Wilcox put it as plainly as anyone could.
“The most wildly successful media figures, pundits, podcasters have held far less than a majority of the market for generations,” Wilcox said. “That’s success for them. It’s a metric of embarrassing failure for candidates or parties who must think of 50% plus 1, or they are losers.”
In other words, a big following makes you famous. It doesn’t make you a winner. You need more than half the votes, and likes aren’t votes.
If Republicans want to win in Washington, they’re going to need some votes from Seattle. Hating the city guarantees they won’t get them
And this is where it gets practical. If the right ever wants to win a statewide race in Washington again, they have to find votes in Seattle. Not a majority. Just enough to close the gap. That means showing up. Talking about the things Seattle voters already agree with you on, like public safety, like cost of living, like the tax burden this column spends half its time writing about. Treating city voters as people you can persuade instead of people you’ve given up on.

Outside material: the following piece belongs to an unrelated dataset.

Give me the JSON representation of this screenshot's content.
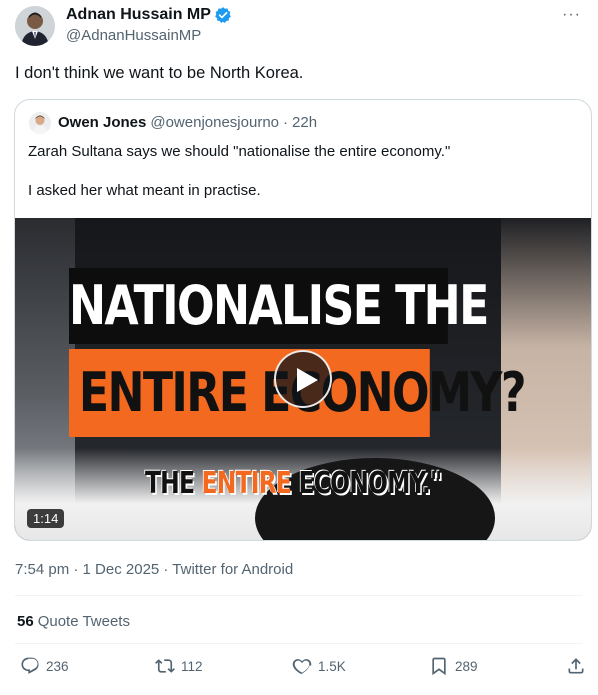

The formula exists. The party keeps walking away from it to chase applause lines that kill at a rally in Moses Lake but don’t move a single vote in Ballard.
I know a lot of you. I talk to you every morning. I try to appeal to a broad audience. Liberals can read my commentaries and, I hope, see that I always critique the policy, never the person. I’d ask the same of my conservative readers. As a moderate, I try to see all points of view. I want a conversation, not a condemnation.
If you hate Seattle, and you think everyone in it is bad and irredeemable, that there’s nothing good, that the whole city is rotten to the core, why are you still here? Do you think fanning the flames of division is going to convince the city to come around to your point of view?
Or, hear me out, might it be wiser to think about what you love about this place and be like JT?
And if you’re on the left and you think a progressive can’t shake hands with a conservative at a soccer game without betraying the cause, I’d ask you the same question. Is that the world you want to live in? One where being polite is a political act you have to apologize for?
Online is not real life. The 68,000 at Seattle Stadium already knew that
Consider this. Most people don’t care about any of this tribal scorekeeping. They’re not on X arguing about who shook whose hand. They’re at the game. They’re singing. They’re being neighbors.
The people chanting USA on Friday might vote differently from you. They might support candidates you can’t stand. They’re also the people who coach your kids’ soccer teams, hold doors, and show up for their country on a Friday afternoon because that’s what Americans do.
Be like JT. Be like the 68,000. They were too busy singing to check their notifications.